Entre 2010 et 2020, les forêts du Grand Est ont émis plus de carbone qu’elles n’en ont absorbé. C’est ce qu’expose une infographie du journal Le Monde publiée début juin et réalisée à partir des données du centre interprofessionnel technique d’études de la pollution atmosphérique (Citepa). Une information inquiétante. Les forêts sont justement censées jouer un rôle majeur dans la stratégie nationale bas-carbone : en théorie, elles doivent capter le CO2 présent dans l’air pour en faire des tissus végétaux.
Moins d’eau, c’est moins de carbone capté
Alors comment une forêt peut-elle émettre du carbone ? Nathalie Breda, directrice de recherches à l’Institut national de recherche pour l’agriculture, l’alimentation et l’environnement (INRAE), spécialiste du dépérissement forestier, détaille le mécanisme en jeu :
« Avec la sécheresse, pour éviter les pertes d’eau, les arbres ferment leurs stomates, qui sont des petits pores sur les feuilles.
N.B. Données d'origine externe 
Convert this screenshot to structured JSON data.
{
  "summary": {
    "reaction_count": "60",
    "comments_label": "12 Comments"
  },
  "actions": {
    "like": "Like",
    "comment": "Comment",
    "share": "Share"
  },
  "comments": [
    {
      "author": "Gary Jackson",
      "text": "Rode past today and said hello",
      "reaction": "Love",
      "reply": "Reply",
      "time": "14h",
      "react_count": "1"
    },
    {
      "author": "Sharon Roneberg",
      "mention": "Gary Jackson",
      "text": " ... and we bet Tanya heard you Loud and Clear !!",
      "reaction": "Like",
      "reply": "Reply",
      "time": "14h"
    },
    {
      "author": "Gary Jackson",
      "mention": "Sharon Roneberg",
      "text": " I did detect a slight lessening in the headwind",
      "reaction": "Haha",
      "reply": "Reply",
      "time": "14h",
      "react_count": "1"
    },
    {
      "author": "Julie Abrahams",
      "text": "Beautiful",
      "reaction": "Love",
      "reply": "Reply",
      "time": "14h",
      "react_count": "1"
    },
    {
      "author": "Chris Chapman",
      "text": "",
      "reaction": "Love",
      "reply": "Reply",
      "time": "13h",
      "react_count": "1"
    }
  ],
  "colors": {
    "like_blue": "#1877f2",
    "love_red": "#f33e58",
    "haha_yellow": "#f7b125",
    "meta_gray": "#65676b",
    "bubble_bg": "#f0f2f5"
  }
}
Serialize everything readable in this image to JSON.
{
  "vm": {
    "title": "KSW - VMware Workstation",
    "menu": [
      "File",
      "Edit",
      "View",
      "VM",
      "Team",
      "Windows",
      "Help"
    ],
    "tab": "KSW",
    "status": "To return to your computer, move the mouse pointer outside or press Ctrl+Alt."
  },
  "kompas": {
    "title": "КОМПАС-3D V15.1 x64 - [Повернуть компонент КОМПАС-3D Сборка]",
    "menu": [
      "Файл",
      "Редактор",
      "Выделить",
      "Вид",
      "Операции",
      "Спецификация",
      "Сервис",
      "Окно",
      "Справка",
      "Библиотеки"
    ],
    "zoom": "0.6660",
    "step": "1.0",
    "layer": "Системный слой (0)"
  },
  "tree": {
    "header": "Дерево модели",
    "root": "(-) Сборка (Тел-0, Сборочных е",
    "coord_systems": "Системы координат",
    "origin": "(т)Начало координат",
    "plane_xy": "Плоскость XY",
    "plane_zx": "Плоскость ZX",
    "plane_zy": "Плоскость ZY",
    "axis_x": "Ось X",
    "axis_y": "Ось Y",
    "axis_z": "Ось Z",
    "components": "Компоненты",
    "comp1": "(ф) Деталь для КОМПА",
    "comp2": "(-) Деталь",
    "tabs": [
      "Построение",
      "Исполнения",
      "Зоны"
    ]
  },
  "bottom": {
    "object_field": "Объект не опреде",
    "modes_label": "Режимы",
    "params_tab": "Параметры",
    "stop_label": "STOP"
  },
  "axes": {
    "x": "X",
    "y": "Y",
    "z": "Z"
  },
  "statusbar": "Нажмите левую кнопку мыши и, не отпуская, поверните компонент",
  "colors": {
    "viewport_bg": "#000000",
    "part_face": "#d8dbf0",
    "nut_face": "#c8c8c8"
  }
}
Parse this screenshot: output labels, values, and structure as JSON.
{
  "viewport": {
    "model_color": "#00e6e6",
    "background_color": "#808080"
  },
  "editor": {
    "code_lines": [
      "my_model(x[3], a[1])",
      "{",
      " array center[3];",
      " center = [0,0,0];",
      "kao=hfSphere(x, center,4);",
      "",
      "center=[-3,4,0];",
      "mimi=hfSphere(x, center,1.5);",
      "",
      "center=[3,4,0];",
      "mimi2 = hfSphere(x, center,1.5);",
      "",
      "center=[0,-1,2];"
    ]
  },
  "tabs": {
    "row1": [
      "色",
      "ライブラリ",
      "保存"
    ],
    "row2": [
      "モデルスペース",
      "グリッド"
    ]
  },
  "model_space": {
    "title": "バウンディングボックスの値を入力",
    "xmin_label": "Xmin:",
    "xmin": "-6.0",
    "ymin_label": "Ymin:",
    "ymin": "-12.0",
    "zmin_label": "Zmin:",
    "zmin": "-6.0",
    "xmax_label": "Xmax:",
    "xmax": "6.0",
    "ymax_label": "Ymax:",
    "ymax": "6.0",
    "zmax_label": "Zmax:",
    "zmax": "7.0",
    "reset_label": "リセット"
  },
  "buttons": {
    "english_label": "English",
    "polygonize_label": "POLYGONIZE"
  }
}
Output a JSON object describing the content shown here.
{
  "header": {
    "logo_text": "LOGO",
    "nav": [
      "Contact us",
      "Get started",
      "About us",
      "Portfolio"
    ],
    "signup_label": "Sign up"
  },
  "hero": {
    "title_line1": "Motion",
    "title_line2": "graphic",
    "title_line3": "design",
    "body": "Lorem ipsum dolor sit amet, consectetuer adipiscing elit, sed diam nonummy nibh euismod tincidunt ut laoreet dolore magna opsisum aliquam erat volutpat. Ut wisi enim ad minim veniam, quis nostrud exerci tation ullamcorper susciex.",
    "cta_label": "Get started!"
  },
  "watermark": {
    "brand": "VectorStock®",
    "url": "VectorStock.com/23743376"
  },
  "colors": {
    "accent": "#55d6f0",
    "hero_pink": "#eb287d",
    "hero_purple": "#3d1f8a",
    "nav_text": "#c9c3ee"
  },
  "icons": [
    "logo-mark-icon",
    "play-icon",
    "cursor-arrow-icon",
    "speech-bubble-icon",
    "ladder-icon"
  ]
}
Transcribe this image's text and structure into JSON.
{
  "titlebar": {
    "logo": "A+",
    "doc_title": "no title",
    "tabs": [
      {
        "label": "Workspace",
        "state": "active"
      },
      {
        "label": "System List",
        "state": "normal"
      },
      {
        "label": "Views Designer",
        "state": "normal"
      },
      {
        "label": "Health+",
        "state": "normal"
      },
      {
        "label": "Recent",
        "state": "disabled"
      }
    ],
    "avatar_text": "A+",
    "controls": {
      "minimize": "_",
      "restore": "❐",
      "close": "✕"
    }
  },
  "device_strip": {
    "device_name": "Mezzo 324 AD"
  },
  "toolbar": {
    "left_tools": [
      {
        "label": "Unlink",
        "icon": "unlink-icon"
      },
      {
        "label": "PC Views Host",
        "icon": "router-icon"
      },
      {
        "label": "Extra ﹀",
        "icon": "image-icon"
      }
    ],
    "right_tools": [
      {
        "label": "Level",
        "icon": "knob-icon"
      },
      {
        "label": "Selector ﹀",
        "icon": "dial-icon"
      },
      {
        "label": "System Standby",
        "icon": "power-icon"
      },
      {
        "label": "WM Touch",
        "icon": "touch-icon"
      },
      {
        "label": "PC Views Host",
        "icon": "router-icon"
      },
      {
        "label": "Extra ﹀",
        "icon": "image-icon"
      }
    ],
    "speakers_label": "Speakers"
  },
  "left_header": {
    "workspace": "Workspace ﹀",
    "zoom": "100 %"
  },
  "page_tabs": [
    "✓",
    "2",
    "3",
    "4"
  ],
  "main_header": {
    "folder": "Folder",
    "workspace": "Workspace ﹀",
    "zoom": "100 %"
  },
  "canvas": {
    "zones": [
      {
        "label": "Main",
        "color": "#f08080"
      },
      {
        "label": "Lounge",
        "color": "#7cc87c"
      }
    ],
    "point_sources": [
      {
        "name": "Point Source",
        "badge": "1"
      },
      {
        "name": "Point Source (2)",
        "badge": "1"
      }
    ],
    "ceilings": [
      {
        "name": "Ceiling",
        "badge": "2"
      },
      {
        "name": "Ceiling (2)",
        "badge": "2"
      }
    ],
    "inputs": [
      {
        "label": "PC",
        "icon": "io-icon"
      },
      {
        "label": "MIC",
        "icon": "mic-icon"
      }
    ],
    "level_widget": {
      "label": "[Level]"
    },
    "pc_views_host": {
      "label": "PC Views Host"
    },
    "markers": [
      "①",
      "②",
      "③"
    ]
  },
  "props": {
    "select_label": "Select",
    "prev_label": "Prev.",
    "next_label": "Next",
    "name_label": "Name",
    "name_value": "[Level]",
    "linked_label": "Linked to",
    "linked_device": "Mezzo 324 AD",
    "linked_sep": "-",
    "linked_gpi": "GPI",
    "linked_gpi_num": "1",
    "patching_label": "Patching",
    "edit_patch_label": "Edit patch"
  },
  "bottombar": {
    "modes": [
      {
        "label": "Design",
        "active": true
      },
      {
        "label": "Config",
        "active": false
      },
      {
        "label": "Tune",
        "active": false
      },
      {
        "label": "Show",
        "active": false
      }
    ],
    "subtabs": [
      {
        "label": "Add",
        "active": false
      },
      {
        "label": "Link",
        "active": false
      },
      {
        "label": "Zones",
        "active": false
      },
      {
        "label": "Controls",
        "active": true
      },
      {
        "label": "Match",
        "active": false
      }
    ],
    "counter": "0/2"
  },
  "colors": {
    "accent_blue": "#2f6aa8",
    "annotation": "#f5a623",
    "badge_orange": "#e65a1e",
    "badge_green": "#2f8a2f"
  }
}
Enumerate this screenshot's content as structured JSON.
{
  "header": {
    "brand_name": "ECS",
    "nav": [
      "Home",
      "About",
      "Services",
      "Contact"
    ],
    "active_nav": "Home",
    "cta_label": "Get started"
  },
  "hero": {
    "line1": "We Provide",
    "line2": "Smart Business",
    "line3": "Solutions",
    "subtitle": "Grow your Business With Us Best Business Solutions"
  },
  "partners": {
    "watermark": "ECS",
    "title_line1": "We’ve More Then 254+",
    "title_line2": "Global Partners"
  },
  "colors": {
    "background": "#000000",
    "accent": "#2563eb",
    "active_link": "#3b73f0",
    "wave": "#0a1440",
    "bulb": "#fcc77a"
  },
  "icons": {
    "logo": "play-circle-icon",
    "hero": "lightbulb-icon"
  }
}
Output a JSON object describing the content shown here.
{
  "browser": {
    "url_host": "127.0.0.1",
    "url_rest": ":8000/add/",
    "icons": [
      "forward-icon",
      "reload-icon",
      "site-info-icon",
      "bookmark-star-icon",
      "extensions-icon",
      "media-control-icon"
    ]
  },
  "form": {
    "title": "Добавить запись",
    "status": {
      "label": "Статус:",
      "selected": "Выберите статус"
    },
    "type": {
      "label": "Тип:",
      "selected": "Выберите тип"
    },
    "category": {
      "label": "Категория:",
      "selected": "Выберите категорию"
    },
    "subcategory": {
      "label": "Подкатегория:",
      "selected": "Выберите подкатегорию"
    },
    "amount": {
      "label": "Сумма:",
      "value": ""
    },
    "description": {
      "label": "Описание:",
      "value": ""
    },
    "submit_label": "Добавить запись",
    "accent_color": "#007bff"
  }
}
Mais c’est aussi par les stomates que rentre le CO2, pour réaliser la photosynthèse et permettre la croissance de l’arbre. Donc lorsque l’eau manque, le carbone est tout simplement moins capté par les plantes, parce qu’il n’entre plus dans les feuilles. Les arbres cessent de grandir.
Parallèlement, comme tous les tissus vivants, les végétaux respirent : ils transforment des sucres en CO2. En situation normale, les plantes font davantage de photosynthèse que de respiration. En période de sécheresse, cet équilibre bascule, les forêts font plus de respiration et émettent davantage de carbone qu’elles n’en captent. »
Les arbres qui dépérissent émettent du carbone
Cette tension hydrique peut amener les arbres à dépérir. Ils perdent alors leurs feuilles ou leurs aiguilles. « Dans le Grand Est, nous avons constaté une succession de sécheresses exceptionnellement importantes en intensité et en durée depuis 2015 », explique la chercheuse. À cela, s’ajoute la crise des scolytes, des petits insectes qui tuent massivement les sapins et les épicéas dans les Vosges. D’après Nathalie Breda, sans photosynthèse, ces arbres ne peuvent pas créer les sucres qui servent habituellement à les protéger des agresseurs :
« La respiration, et donc l’émission de carbone, peut continuer dans certaines parties de ces arbres qui dépérissent. En plus, ils commencent à se décomposer, ce qui rejette aussi du CO2. »
Pour ne rien arranger, lorsque les arbres sont attaqués par les insectes ravageurs comme les scolytes, les forestiers ont l’habitude de procéder à des coupes rases pour prélever une grande quantité de bois. Ils déboisent alors des parcelles entières qui se retrouvent ensuite à nu. L’Académie des sciences a publié début juin un rapport sur les forêts françaises qui alerte sur ces pratiques :
« Les coupes rases (…) peuvent engendrer un déstockage important du CO2 du sol et ainsi générer une dette carbone sur plusieurs décennies. Elles impactent également négativement la fertilité des sols ainsi que la biodiversité. »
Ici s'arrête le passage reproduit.